Kuo L, Chen Z, Rowland R R, Faaberg K S, Plagemann P G
Department of Microbiology, University of Minnesota, Minneapolis 55455.
Virus Res. 1992 Apr;23(1-2):55-72. doi: 10.1016/0168-1702(92)90067-j.
The 3'-terminal 1314 nucleotides of the genome of one isolate of lactate dehydrogenase-elevating virus, LDV-P, has been derived by sequence analyses of cDNAs from several genomic libraries and compared to that of another LDV isolate, LDV-C (Godeny et al. (1990) Virol. 177, 768-771). The 3'-non-coding segment of 80 nucleotides of the two LDV genomes is identical, whereas marked, but varying nucleotide and amino acid divergence is apparent in the three upstream overlapping open reading frames (ORF). The third ORF from the 3'-end exhibits only 82% nucleotide and 90% amino acid identity, whereas the 3'-terminal ORF, which encodes the nucleocapsid protein, exhibits approximately 99% amino acid identity. The second 3'-terminal ORF encodes an 18.8 kDa protein which lacks N-glycosylation sites but possesses 2 or 3 potential transmembrane helices in the N-terminal half of the molecule. A similar membrane organization is observed for the corresponding protein of equine arteritis virus and the M protein of mouse hepatitis virus. The sequence analyses combined with Northern hybridization analyses of RNA from LDV-infected macrophages and spleens of LDV-infected mice indicate that the three ORFs encoded by the 3'-terminal end of the LDV genome are expressed via the three smallest mRNAs (mRNAs 6-8) of the seven subgenomic mRNAs of LDV (mRNAs 2-8), which range in size from about 0.8 to 3.6 kb. All mRNAs have been shown to carry poly(A)-tracts and a common leader sequence. The seven mRNAs were produced in infected macrophage cultures concomitantly with genomic LDV RNA. Maximum LDV RNA synthesis was observed between 6 and 8 h post-infection. The same seven subgenomic mRNAs were detected in macrophages infected with three different isolates of LDV, but different relative amounts of some of the mRNAs were produced. The relative proportions of molecules of mRNAs 1-8 present in 6 h LDV-P-infected macrophages were about 13, 5, 5, 8, 6, 11, 11 and 27% of the total, respectively.

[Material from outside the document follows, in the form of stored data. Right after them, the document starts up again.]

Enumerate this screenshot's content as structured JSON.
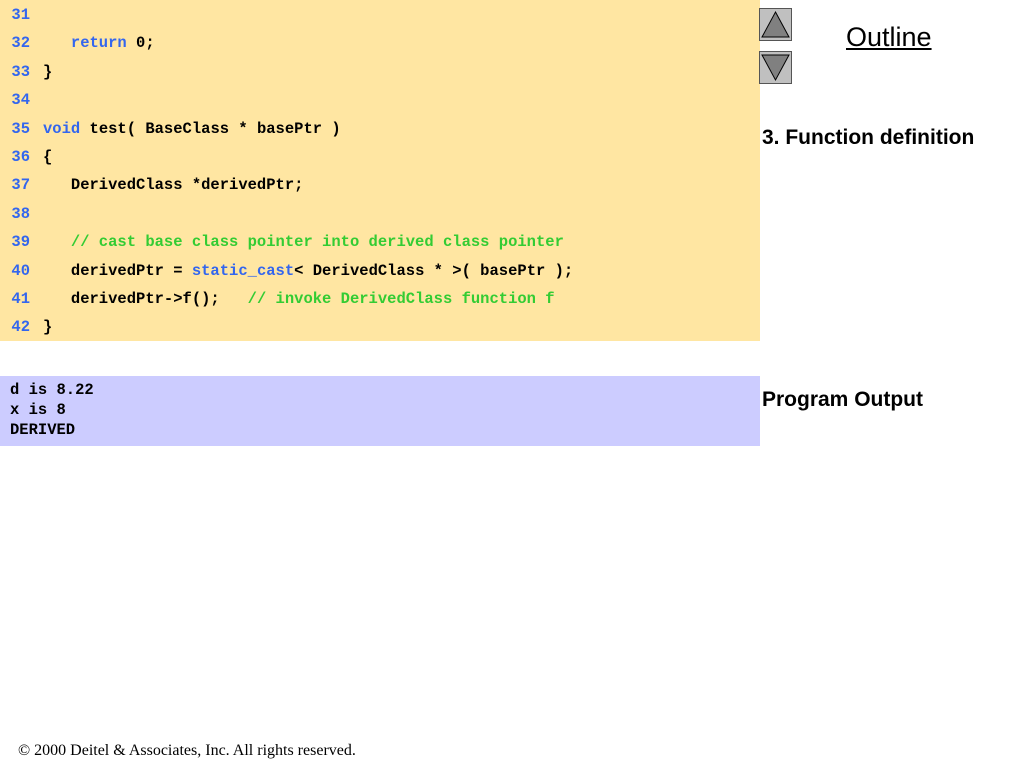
{
  "code": {
    "lines": [
      {
        "num": "31",
        "parts": []
      },
      {
        "num": "32",
        "parts": [
          {
            "t": "   ",
            "c": ""
          },
          {
            "t": "return",
            "c": "kw"
          },
          {
            "t": " 0;",
            "c": ""
          }
        ]
      },
      {
        "num": "33",
        "parts": [
          {
            "t": "}",
            "c": ""
          }
        ]
      },
      {
        "num": "34",
        "parts": []
      },
      {
        "num": "35",
        "parts": [
          {
            "t": "void",
            "c": "kw"
          },
          {
            "t": " test( BaseClass * basePtr )",
            "c": ""
          }
        ]
      },
      {
        "num": "36",
        "parts": [
          {
            "t": "{",
            "c": ""
          }
        ]
      },
      {
        "num": "37",
        "parts": [
          {
            "t": "   DerivedClass *derivedPtr;",
            "c": ""
          }
        ]
      },
      {
        "num": "38",
        "parts": []
      },
      {
        "num": "39",
        "parts": [
          {
            "t": "   ",
            "c": ""
          },
          {
            "t": "// cast base class pointer into derived class pointer",
            "c": "cm"
          }
        ]
      },
      {
        "num": "40",
        "parts": [
          {
            "t": "   derivedPtr = ",
            "c": ""
          },
          {
            "t": "static_cast",
            "c": "kw"
          },
          {
            "t": "< DerivedClass * >( basePtr );",
            "c": ""
          }
        ]
      },
      {
        "num": "41",
        "parts": [
          {
            "t": "   derivedPtr->f();   ",
            "c": ""
          },
          {
            "t": "// invoke DerivedClass function f",
            "c": "cm"
          }
        ]
      },
      {
        "num": "42",
        "parts": [
          {
            "t": "}",
            "c": ""
          }
        ]
      }
    ]
  },
  "output": {
    "lines": [
      "d is 8.22",
      "x is 8",
      "DERIVED"
    ]
  },
  "nav": {
    "up_icon": "triangle-up-icon",
    "down_icon": "triangle-down-icon"
  },
  "sidebar": {
    "outline_label": "Outline",
    "section_label": "3. Function definition",
    "output_label": "Program Output"
  },
  "footer": {
    "copyright": "© 2000 Deitel & Associates, Inc.  All rights reserved."
  },
  "colors": {
    "code_bg": "#ffe6a2",
    "output_bg": "#ccccff",
    "keyword": "#3366ee",
    "comment": "#33cc33"
  }
}
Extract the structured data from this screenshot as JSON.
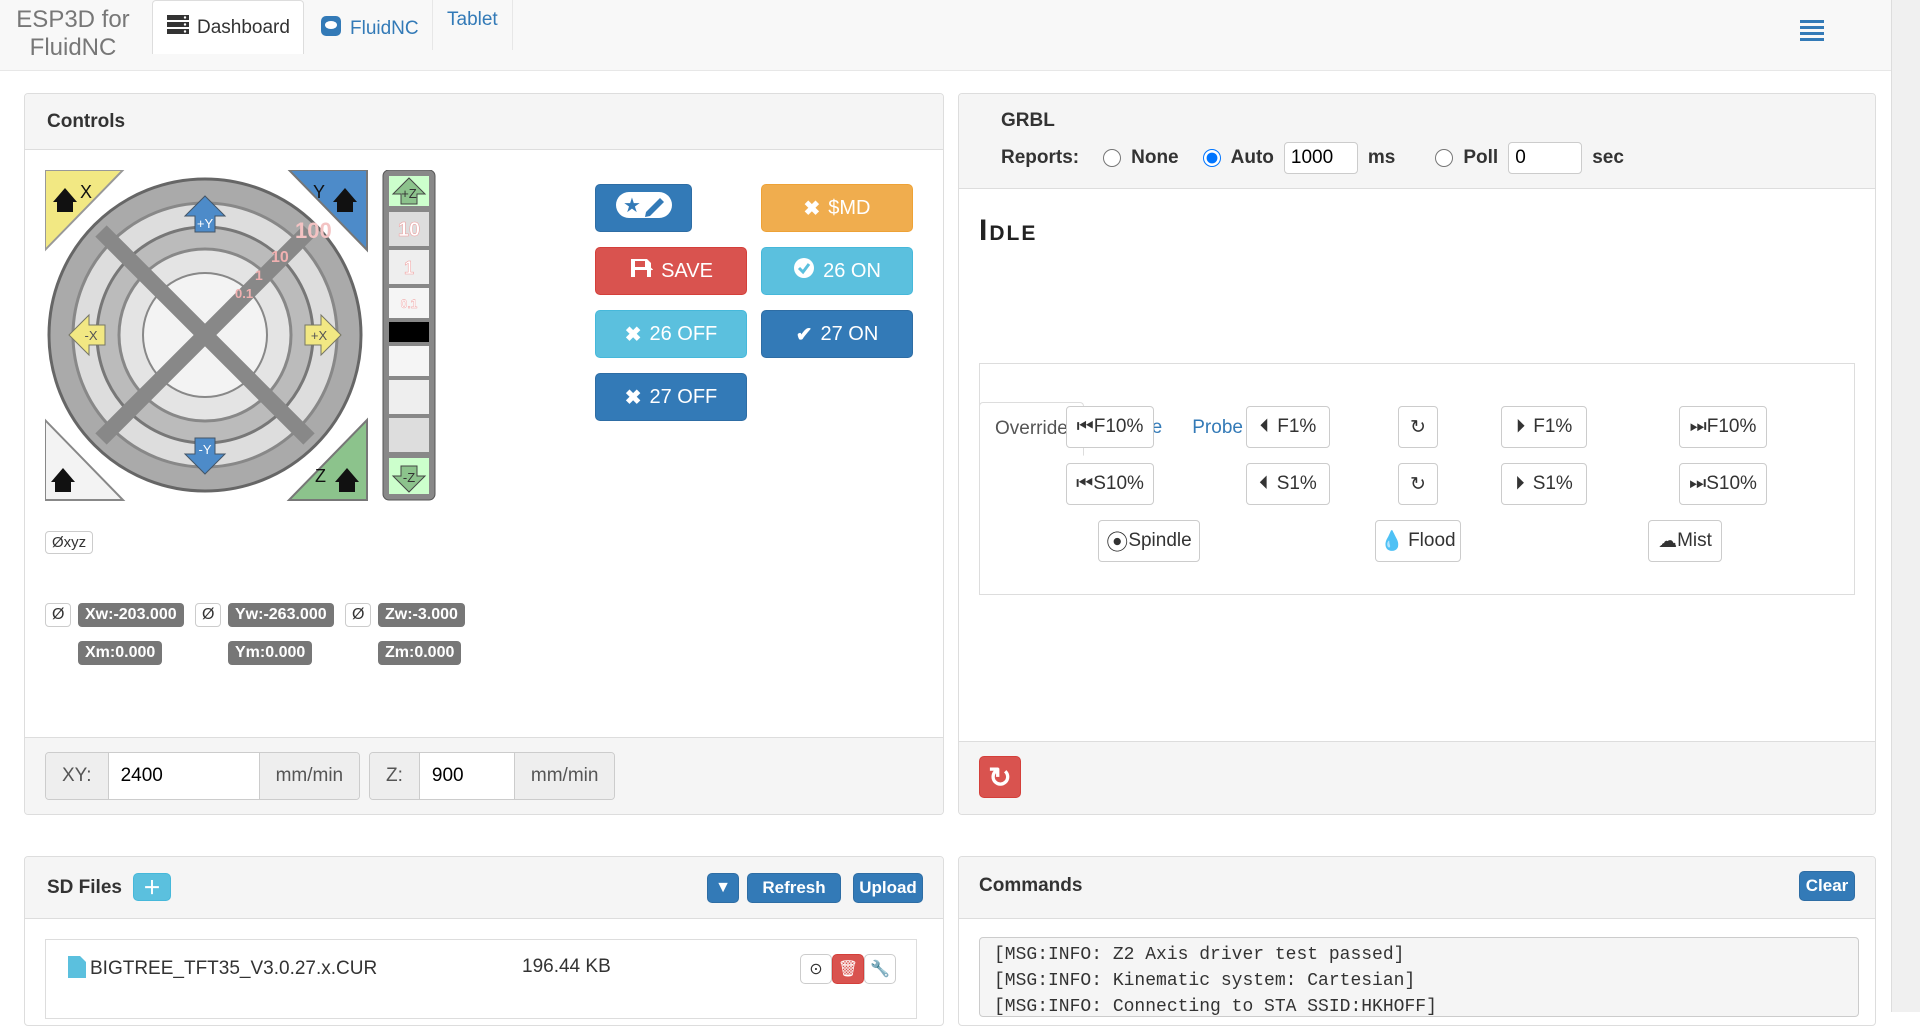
{
  "nav": {
    "brand": "ESP3D for FluidNC",
    "brand_line1": "ESP3D for",
    "brand_line2": "FluidNC",
    "tabs": [
      {
        "label": "Dashboard",
        "icon": "dashboard-icon"
      },
      {
        "label": "FluidNC",
        "icon": "fluidnc-icon"
      },
      {
        "label": "Tablet"
      }
    ],
    "menu_icon": "hamburger-menu-icon"
  },
  "controls": {
    "title": "Controls",
    "jog": {
      "home_x": "X",
      "home_y": "Y",
      "home_z": "Z",
      "plus_y": "+Y",
      "minus_y": "-Y",
      "plus_x": "+X",
      "minus_x": "-X",
      "plus_z": "+Z",
      "minus_z": "-Z",
      "steps": [
        "100",
        "10",
        "1",
        "0.1"
      ],
      "z_steps": [
        "10",
        "1",
        "0.1"
      ]
    },
    "zero_all": "Øxyz",
    "macros": [
      {
        "label": "",
        "icon": "star-pencil-icon",
        "style": "primary"
      },
      {
        "label": "$MD",
        "icon": "times-icon",
        "style": "warning"
      },
      {
        "label": "SAVE",
        "icon": "floppy-icon",
        "style": "danger"
      },
      {
        "label": "26 ON",
        "icon": "check-circle-icon",
        "style": "info"
      },
      {
        "label": "26 OFF",
        "icon": "times-icon",
        "style": "info"
      },
      {
        "label": "27 ON",
        "icon": "check-icon",
        "style": "primary"
      },
      {
        "label": "27 OFF",
        "icon": "times-icon",
        "style": "primary"
      }
    ],
    "positions": {
      "zero_label": "Ø",
      "xw": "Xw:-203.000",
      "yw": "Yw:-263.000",
      "zw": "Zw:-3.000",
      "xm": "Xm:0.000",
      "ym": "Ym:0.000",
      "zm": "Zm:0.000"
    },
    "feed": {
      "xy_label": "XY:",
      "xy_value": "2400",
      "xy_unit": "mm/min",
      "z_label": "Z:",
      "z_value": "900",
      "z_unit": "mm/min"
    }
  },
  "grbl": {
    "title": "GRBL",
    "reports_label": "Reports:",
    "opt_none": "None",
    "opt_auto": "Auto",
    "auto_value": "1000",
    "auto_unit": "ms",
    "opt_poll": "Poll",
    "poll_value": "0",
    "poll_unit": "sec",
    "selected": "Auto",
    "state": "Idle",
    "tabs": [
      "Override",
      "Spindle",
      "Probe"
    ],
    "active_tab": "Override",
    "overrides": {
      "f_minus10": "F10%",
      "f_minus1": "F1%",
      "f_plus1": "F1%",
      "f_plus10": "F10%",
      "s_minus10": "S10%",
      "s_minus1": "S1%",
      "s_plus1": "S1%",
      "s_plus10": "S10%",
      "spindle": "Spindle",
      "flood": "Flood",
      "mist": "Mist"
    },
    "reset_icon": "reset-icon",
    "accent_red": "#d9534f"
  },
  "sdfiles": {
    "title": "SD Files",
    "filter_icon": "filter-icon",
    "refresh": "Refresh",
    "upload": "Upload",
    "files": [
      {
        "name": "BIGTREE_TFT35_V3.0.27.x.CUR",
        "size": "196.44 KB"
      }
    ]
  },
  "commands": {
    "title": "Commands",
    "clear": "Clear",
    "lines": [
      "[MSG:INFO: Z2 Axis driver test passed]",
      "[MSG:INFO: Kinematic system: Cartesian]",
      "[MSG:INFO: Connecting to STA SSID:HKHOFF]"
    ]
  }
}
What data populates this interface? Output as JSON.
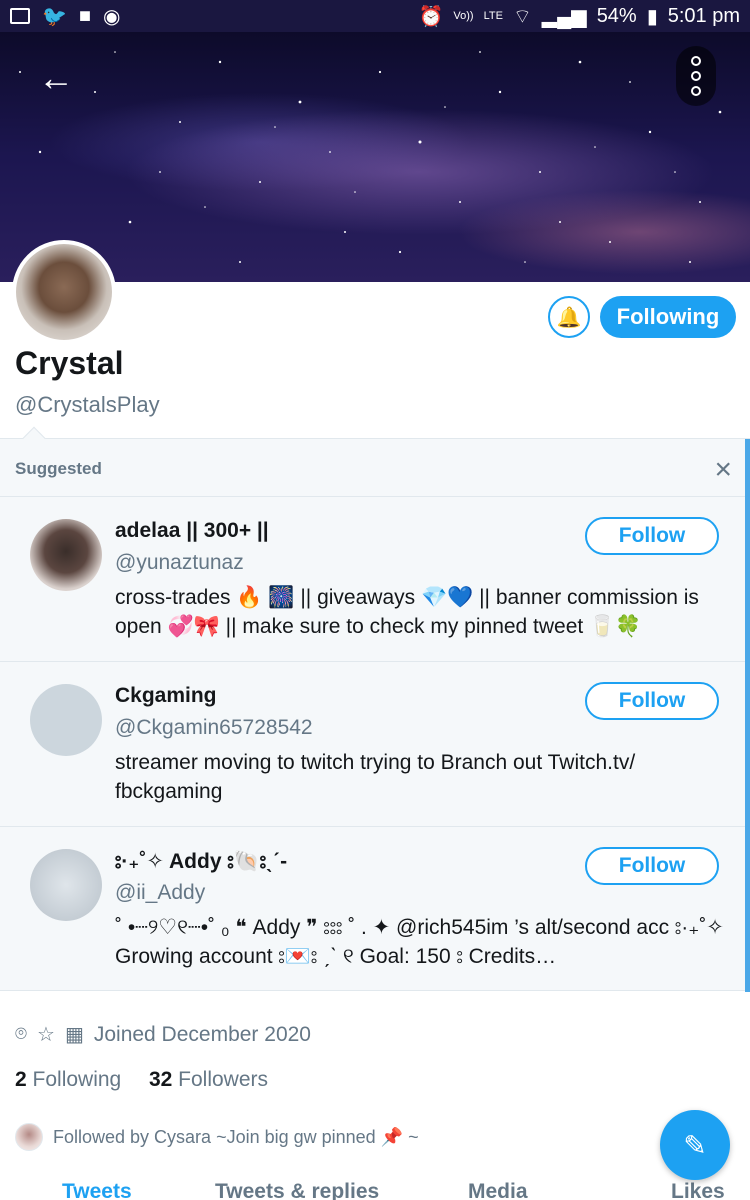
{
  "status_bar": {
    "battery": "54%",
    "time": "5:01 pm",
    "network": "LTE",
    "volte": "Vo))"
  },
  "profile": {
    "display_name": "Crystal",
    "handle": "@CrystalsPlay",
    "following_button": "Following",
    "joined": "Joined December 2020",
    "following_count": "2",
    "following_label": "Following",
    "followers_count": "32",
    "followers_label": "Followers",
    "followed_by": "Followed by Cysara ~Join big gw pinned 📌 ~"
  },
  "suggested": {
    "title": "Suggested",
    "close_icon": "×",
    "accounts": [
      {
        "name": "adelaa || 300+ ||",
        "handle": "@yunaztunaz",
        "bio": "cross-trades 🔥 🎆 || giveaways 💎💙 || banner commission is open 💞🎀 || make sure to check my pinned tweet 🥛🍀",
        "follow_label": "Follow"
      },
      {
        "name": "Ckgaming",
        "handle": "@Ckgamin65728542",
        "bio": "streamer moving to twitch trying to  Branch out  Twitch.tv/ fbckgaming",
        "follow_label": "Follow"
      },
      {
        "name": "⦂·₊˚✧ Addy ⦂🐚⦂ˎˊ-",
        "handle": "@ii_Addy",
        "bio": "˚ •┈୨♡୧┈•˚ ₀ ❝ Addy ❞ ⦂⦂⦂ ˚ . ✦ @rich545im ’s alt/second acc ⦂·₊˚✧ Growing account ⦂💌⦂ ˏˋ ୧ Goal: 150 ⦂ Credits…",
        "follow_label": "Follow"
      }
    ]
  },
  "tabs": [
    "Tweets",
    "Tweets & replies",
    "Media",
    "Likes"
  ],
  "colors": {
    "accent": "#1da1f2",
    "muted": "#657786",
    "text": "#14171a"
  }
}
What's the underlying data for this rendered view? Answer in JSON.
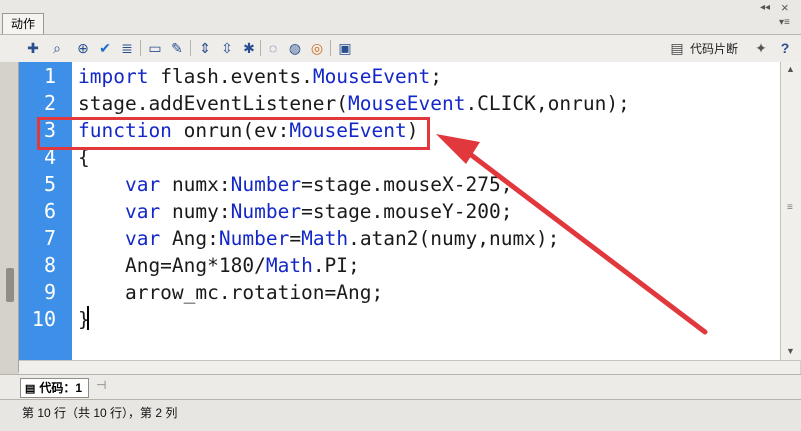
{
  "panel": {
    "title": "动作"
  },
  "window_controls": {
    "collapse": "◂◂",
    "close": "×",
    "menu": "▾≡"
  },
  "toolbar": {
    "icons": [
      "add-statement-icon",
      "find-icon",
      "target-icon",
      "check-syntax-icon",
      "auto-format-icon",
      "code-hint-icon",
      "debug-options-icon",
      "collapse-between-braces-icon",
      "collapse-selection-icon",
      "expand-all-icon",
      "apply-block-comment-icon",
      "apply-line-comment-icon",
      "remove-comment-icon",
      "show-hide-toolbox-icon"
    ],
    "snippet_label": "代码片断",
    "wand": "wand-icon",
    "help": "help-icon"
  },
  "editor": {
    "line_numbers": [
      "1",
      "2",
      "3",
      "4",
      "5",
      "6",
      "7",
      "8",
      "9",
      "10"
    ],
    "lines": [
      "import flash.events.MouseEvent;",
      "stage.addEventListener(MouseEvent.CLICK,onrun);",
      "function onrun(ev:MouseEvent)",
      "{",
      "    var numx:Number=stage.mouseX-275;",
      "    var numy:Number=stage.mouseY-200;",
      "    var Ang:Number=Math.atan2(numy,numx);",
      "    Ang=Ang*180/Math.PI;",
      "    arrow_mc.rotation=Ang;",
      "}"
    ],
    "annotation_color": "#e0383c",
    "line_number_bg": "#3d8fe8",
    "keyword_color": "#1428c8"
  },
  "bottom_tabs": {
    "code_tab": "代码：1"
  },
  "status": {
    "text": "第 10 行（共 10 行），第 2 列"
  }
}
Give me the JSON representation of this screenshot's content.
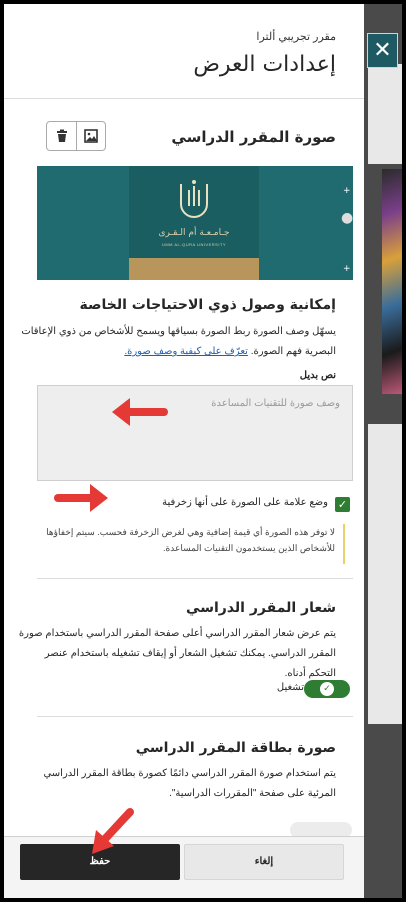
{
  "header": {
    "course_name": "مقرر تجريبي ألترا",
    "title": "إعدادات العرض",
    "close_label": "✕"
  },
  "course_image": {
    "title": "صورة المقرر الدراسي",
    "banner_logo_text": "جـامـعـة أم الـقـرى",
    "banner_logo_en": "UMM AL-QURA UNIVERSITY",
    "icons": [
      "delete-icon",
      "image-icon"
    ]
  },
  "accessibility": {
    "title": "إمكانية وصول ذوي الاحتياجات الخاصة",
    "description": "يسهّل وصف الصورة ربط الصورة بسياقها ويسمح للأشخاص من ذوي الإعاقات البصرية فهم الصورة.",
    "link": "تعرّف على كيفية وصف صورة.",
    "alt_label": "نص بديل",
    "alt_placeholder": "وصف صورة للتقنيات المساعدة",
    "decorative_label": "وضع علامة على الصورة على أنها زخرفية",
    "decorative_checked": true,
    "note": "لا توفر هذه الصورة أي قيمة إضافية وهي لغرض الزخرفة فحسب. سيتم إخفاؤها للأشخاص الذين يستخدمون التقنيات المساعدة."
  },
  "course_banner": {
    "title": "شعار المقرر الدراسي",
    "description": "يتم عرض شعار المقرر الدراسي أعلى صفحة المقرر الدراسي باستخدام صورة المقرر الدراسي. يمكنك تشغيل الشعار أو إيقاف تشغيله باستخدام عنصر التحكم أدناه.",
    "toggle_label": "تشغيل",
    "toggle_on": true
  },
  "course_card": {
    "title": "صورة بطاقة المقرر الدراسي",
    "description": "يتم استخدام صورة المقرر الدراسي دائمًا كصورة بطاقة المقرر الدراسي المرئية على صفحة \"المقررات الدراسية\"."
  },
  "footer": {
    "cancel_label": "إلغاء",
    "save_label": "حفظ"
  },
  "colors": {
    "accent_green": "#2e7d32",
    "close_bg": "#1e5a63",
    "arrow_red": "#e53935"
  }
}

通过对来自几个基因组文库的cDNA进行序列分析,获得了乳酸脱氢酶升高病毒(LDV)的一个分离株LDV-P基因组3'末端的1314个核苷酸,并将其与另一个LDV分离株LDV-C的相应序列进行了比较(Godeny等人,(1990年),《病毒学》,第177卷,第768 - 771页)。两个LDV基因组80个核苷酸的3'非编码区是相同的,然而,在三个上游重叠开放阅读框(ORF)中,明显存在显著但不同的核苷酸和氨基酸差异。从3'末端起的第三个ORF仅表现出82%的核苷酸同一性和90%的氨基酸同一性,而编码核衣壳蛋白的3'末端ORF表现出约99%的氨基酸同一性。第二个3'末端ORF编码一种18.8 kDa的蛋白质,该蛋白质缺乏N - 糖基化位点,但在分子的N端一半区域具有2个或3个潜在的跨膜螺旋。在马动脉炎病毒的相应蛋白和小鼠肝炎病毒的M蛋白中观察到类似的膜结构。序列分析与对LDV感染的巨噬细胞和LDV感染小鼠脾脏中的RNA进行的Northern杂交分析相结合,表明LDV基因组3'末端编码的三个ORF通过LDV七个亚基因组mRNA(mRNA 2 - 8)中最小的三个mRNA(mRNA 6 - 8)进行表达,这些mRNA的大小范围约为0.8至3.6 kb。所有mRNA均已显示携带多聚(A)尾和一个共同的前导序列。在感染的巨噬细胞培养物中,这七个mRNA与基因组LDV RNA同时产生。在感染后6至8小时观察到最大的LDV RNA合成。在感染三种不同LDV分离株的巨噬细胞中检测到相同的七个亚基因组mRNA,但产生的一些mRNA的相对量不同。在感染LDV - P 6小时的巨噬细胞中,mRNA Ⅰ - Ⅷ的分子相对比例分别约占总量的13%、5%、5%、8%、6%、1l%、11%和27%。